Wong K L, Hou P C
Department of Anesthesia, Mackay Memorial Hospital, Taipei, Taiwan, R.O.C.
Acta Anaesthesiol Sin. 1996 Jun;34(2):55-9.
Continuous noninvasive measurement of cardiac output (CO) is clinically desirable. Thoracic electrical bioimpedance (TEB) offers such a continuous noninvasive technique for the measurement of CO on a beat-by-beat basis. The purpose of this study was to compare the correlation of TEB with the thermodilution (TD) method of measuring CO during surgery.
Eighteen patients (age 39-64 yr), with coronary artery disease undergoing coronary artery bypass graft surgery were studied. Patients were excluded if severe arrhythmias or aortic insufficiency was present before operation. Simultaneous measurements of CO were performed in each patient with the use of a 7F Swan-Ganz catheter and TEB. 128 matched pair values were obtained and compared using regression analysis. Bias (mean difference between measurements) and limits of agreement with 95% confidence limits were also calculated.

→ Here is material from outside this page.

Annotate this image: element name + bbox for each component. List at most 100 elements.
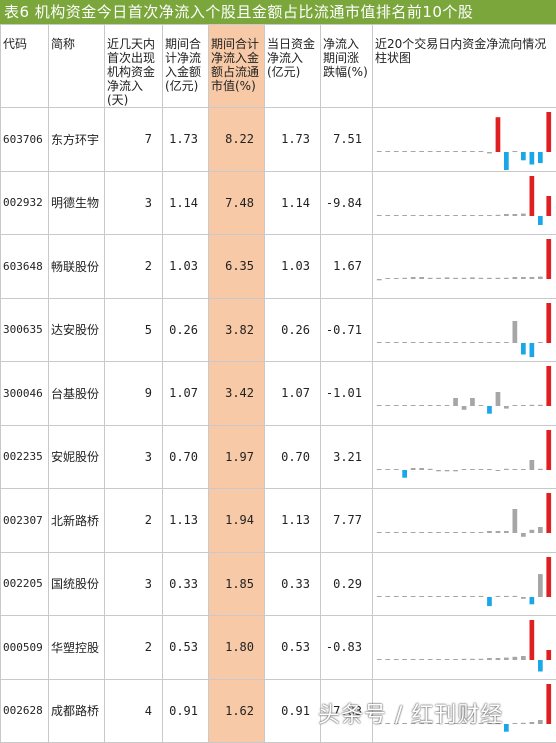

A good correlation (correlation coefficient, r = 0.86; TEB = 0.55 + 0.82TD, p < 0.001) between the two methods of measuring CO was observed, and the standard error was small (SE = 0.218). The mean difference between CO measurements (TEB-TD) was -0.66 L/min and had a 95% confidence interval of 0.12 to 0.98 L/min. The standard deviation of the difference was 0.915 L/min and the limits of agreement were from -2.49 to 1.17 L/min. There appeared to be a good agreement between TEB and TD CO measurement in this study.
Technological advances in TEB have resulted in more accurate CO measurements. Such device offers a noninvasive alternative to the TD technique for the determination of CO, and may potentially be very useful as a powerful, noninvasive, continuous technique for monitoring cardiac function in the clinical setting.